OKULLAR AÇILIRKEN
Her yıl okullar açılırken bir şeyler karalardım. Bir süredir ara vermiştim. Son gelişmelerden sonra okulların açıldığı şu haftalarda yeniden bu konuya değinmek zorunluluğu hissettim. Son gelişmelerden kastım İstanbul’daki ermeni bir öğrencinin Rize’nin Kalkandere ilçesindeki imam hatip okuluna yerleştirilmesi ya da gazeteci Fatih Altaylı’nın kızının km.lerce uzağa yerleştirilmesi değil. Biz kimsenin eğitim hakkı konusunda zorlama yapmıyoruz diyerek istemediği, hatta Müslüman dahi olmadığı halde imam hatipleri seçmek zorunda bırakılmak olabilir. Sanki imam hatip lisesini bitirmek iyi insan olmak için yetiyormuş gibi… Elbette imam hatip okulunu bitirmek kötü adam olmak anlamına da gelmez. Önemli olan okunan okul değil yapılan icraattır. Adam gibi adam olmak için de hangi okulda olursanız olun iyi eğitim almak gerekmektedir. Ben bu sütunlarda önceki yıllarda Kabataş Erkek Lisesinde fizik dersinde iyi bir insan olmanın şartlarını öğrendiğimizi, hatta fizik dersinde iyi bir insan olmanın 24 şartından yazılı sorusu geldiğini yazmıştım.
Şimdi okullar açılıyor. Okullarda eğitim ve öğretim yapılmaktadır. Öğretimin konusu Türkçe, matematik, fizik, kimya, tarih, coğrafya vs. dir. Bu konular ihtiyaç hissedildikçe her zaman öğrenilir. Ama eğitimin konusu olan iyi bir adam olmak sadece hayatın başlarında ilköğretim ve lise çağlarında mümkündür. Hayatının ortalarına gelen 35-40 yaşında kişilerde artık eğitimin hiçbir fonksiyonu yoktur.
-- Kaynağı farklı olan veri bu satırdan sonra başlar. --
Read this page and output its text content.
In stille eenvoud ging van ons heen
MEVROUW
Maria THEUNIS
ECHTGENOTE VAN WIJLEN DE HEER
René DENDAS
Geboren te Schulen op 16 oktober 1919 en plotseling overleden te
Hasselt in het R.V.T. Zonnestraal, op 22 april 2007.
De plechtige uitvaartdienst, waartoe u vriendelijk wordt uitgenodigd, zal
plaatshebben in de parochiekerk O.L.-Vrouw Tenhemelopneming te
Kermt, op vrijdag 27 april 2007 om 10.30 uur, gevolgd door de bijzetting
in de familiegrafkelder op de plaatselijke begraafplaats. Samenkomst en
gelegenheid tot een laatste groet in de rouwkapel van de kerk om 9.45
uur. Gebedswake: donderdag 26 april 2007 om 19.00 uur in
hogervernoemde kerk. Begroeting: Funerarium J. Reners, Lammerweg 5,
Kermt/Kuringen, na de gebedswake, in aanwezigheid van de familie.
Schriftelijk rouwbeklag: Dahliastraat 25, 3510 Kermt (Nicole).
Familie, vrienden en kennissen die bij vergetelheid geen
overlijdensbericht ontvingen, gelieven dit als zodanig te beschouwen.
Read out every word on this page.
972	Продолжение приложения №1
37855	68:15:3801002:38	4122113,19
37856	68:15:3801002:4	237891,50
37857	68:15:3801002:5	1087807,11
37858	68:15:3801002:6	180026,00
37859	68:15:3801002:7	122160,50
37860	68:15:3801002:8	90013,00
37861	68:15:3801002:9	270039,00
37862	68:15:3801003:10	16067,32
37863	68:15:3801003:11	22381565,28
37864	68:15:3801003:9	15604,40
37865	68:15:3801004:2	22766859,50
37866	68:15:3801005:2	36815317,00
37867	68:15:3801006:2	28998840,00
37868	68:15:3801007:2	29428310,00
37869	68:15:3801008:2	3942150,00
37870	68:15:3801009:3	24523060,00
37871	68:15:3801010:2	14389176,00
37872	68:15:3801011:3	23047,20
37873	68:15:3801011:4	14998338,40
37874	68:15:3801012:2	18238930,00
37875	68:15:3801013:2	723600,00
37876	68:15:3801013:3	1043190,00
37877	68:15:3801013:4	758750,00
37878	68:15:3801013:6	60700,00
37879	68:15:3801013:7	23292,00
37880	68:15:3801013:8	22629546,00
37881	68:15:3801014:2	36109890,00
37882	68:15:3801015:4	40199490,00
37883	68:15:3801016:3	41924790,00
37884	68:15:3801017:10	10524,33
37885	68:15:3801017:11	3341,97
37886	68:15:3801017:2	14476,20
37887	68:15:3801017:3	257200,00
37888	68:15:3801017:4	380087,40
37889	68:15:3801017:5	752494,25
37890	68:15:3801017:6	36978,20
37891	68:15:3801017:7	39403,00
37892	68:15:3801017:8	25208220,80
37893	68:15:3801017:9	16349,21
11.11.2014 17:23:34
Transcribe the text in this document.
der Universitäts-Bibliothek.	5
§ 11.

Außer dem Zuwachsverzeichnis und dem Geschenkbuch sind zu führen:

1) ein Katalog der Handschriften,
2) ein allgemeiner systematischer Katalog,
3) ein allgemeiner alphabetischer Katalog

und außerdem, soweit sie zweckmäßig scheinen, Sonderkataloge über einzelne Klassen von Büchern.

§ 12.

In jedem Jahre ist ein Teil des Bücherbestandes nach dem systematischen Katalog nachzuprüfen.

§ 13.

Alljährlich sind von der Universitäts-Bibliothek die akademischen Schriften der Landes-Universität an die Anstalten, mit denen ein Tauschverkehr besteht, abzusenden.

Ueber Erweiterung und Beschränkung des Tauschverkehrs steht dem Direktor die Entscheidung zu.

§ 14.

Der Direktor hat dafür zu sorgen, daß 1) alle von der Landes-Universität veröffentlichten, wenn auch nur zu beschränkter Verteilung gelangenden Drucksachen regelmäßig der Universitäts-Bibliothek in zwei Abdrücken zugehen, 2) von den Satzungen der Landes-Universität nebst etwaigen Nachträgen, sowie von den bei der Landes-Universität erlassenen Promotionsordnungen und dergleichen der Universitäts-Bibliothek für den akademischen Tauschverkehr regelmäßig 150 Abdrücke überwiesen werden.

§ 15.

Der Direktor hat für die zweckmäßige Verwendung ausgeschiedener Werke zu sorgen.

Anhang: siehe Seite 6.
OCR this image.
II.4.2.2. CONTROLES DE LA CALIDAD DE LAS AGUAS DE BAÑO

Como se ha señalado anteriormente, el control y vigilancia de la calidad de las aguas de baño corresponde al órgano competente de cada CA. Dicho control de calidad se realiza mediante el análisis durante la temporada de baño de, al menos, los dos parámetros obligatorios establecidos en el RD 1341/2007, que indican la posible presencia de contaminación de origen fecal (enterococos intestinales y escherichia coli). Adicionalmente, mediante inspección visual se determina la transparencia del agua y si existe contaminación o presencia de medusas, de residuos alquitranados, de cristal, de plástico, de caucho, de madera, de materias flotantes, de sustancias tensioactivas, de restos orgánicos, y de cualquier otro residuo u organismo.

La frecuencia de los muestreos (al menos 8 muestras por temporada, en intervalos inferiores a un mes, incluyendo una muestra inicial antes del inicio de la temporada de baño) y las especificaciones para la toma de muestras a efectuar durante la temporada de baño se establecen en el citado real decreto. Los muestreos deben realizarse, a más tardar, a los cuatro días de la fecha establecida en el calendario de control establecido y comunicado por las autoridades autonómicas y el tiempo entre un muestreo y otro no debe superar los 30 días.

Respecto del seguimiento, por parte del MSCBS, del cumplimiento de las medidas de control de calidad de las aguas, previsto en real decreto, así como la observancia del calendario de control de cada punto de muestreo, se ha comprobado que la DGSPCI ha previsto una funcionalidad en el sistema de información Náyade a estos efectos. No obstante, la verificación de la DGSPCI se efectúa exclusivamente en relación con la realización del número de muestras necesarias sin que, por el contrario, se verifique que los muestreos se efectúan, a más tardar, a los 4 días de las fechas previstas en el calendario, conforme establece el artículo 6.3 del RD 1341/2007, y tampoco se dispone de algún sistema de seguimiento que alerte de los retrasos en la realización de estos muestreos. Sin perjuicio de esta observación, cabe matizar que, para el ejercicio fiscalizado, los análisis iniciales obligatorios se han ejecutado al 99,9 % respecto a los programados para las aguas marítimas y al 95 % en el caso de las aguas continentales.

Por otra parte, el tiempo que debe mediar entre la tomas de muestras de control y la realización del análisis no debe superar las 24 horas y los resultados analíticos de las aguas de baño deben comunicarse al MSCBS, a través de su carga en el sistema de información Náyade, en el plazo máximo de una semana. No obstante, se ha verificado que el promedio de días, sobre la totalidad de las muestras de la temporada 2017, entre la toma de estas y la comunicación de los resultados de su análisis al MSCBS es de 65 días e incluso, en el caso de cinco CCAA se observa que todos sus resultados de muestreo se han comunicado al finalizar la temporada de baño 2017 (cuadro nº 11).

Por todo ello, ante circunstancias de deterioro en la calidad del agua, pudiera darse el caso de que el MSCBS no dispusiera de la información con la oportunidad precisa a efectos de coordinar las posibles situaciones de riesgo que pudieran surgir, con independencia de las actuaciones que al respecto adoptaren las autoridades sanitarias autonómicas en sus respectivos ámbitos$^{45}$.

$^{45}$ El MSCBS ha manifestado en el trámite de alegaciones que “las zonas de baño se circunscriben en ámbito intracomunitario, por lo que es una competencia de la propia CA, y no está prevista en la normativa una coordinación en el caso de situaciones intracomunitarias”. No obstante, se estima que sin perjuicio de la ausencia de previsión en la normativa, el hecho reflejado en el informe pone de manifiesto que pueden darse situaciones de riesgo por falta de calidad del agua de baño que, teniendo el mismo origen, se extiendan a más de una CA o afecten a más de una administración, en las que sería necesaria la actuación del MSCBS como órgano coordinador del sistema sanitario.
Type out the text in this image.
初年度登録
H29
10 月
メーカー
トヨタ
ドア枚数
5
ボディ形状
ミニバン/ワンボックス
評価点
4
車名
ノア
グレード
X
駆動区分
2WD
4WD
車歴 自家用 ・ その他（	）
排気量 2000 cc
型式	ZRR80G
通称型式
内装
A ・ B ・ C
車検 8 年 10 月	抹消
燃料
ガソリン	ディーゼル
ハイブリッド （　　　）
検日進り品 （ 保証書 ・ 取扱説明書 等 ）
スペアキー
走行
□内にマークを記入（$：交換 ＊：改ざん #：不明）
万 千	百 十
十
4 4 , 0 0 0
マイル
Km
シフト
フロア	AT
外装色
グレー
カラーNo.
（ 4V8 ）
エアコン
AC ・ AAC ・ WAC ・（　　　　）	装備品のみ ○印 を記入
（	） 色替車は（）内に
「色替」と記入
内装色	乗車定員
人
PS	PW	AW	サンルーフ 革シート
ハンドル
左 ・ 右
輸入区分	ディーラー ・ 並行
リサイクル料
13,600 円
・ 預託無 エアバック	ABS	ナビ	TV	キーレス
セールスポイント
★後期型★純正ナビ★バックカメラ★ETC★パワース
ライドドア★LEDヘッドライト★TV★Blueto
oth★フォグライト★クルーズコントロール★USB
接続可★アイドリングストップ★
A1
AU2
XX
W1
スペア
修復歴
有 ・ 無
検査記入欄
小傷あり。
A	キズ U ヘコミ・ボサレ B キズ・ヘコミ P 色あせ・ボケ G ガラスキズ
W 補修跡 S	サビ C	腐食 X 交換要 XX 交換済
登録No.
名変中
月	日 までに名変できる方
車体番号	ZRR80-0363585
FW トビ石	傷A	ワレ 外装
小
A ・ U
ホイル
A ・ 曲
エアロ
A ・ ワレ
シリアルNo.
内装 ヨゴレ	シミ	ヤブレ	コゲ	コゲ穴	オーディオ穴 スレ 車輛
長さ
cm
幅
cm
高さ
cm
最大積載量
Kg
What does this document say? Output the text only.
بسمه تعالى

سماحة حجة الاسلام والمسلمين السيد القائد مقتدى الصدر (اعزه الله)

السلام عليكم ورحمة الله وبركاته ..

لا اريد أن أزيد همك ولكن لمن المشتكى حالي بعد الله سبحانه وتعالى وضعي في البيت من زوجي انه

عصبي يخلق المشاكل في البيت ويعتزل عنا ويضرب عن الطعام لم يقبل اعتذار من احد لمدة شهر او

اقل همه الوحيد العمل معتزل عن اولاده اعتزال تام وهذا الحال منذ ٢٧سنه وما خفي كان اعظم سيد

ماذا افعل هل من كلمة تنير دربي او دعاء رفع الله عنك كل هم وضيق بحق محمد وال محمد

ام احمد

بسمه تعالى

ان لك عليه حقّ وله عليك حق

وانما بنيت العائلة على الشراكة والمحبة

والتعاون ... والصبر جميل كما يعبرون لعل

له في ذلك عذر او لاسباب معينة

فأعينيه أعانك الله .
Her şey yerli yerine oturmuştur.
Bu nedenle öğretmenlerimize çok büyük görevler düşmektedir. İster imam hatiplerde olsun ister düz okullarda saygı değer öğretmenlerimizin çocuklarımıza öğretmesi gereken en az islâmın 5 şartı kadar önemli erdemler vardır.
Örneğin: Tüyü bitmemiş yetimin hakkını yememek. Hırsızlık yapmamak. Cukkayı doldurup paraları koyacak yer bulamadığı için sıkıntıya düşmemek. Her dediğine kayıtsız şartsız itaat etmeyenlere karşı sahte ve düzmece yollarla haksızlık etmemek gibi…
Yine örneğin: En az namaz kılmak oruç tutmak kadar önemli olan şeyler arasında birinin hakkını, bir başkasına geçirmemek, inanmadığı halde sırf güçlü olduğu için birilerine yağcılık, yalakalık yapmamak da vardır. Bunların da 2X2=4’ü öğrenmekten daha önemli olduğunu vurgulamak gerekmektedir.
Ey öğretmenler! Yeni nesil sizin eseriniz olacaktır. Lütfen size hükmetmek isteyenlerin değil vicdanınızın sesini dinleyin. Unutmayın vicdan huzuru, yağcılık ve yalakalıklarla elde edilmiş en büyük makamdan daha konforlu ve görkemli bir servettir.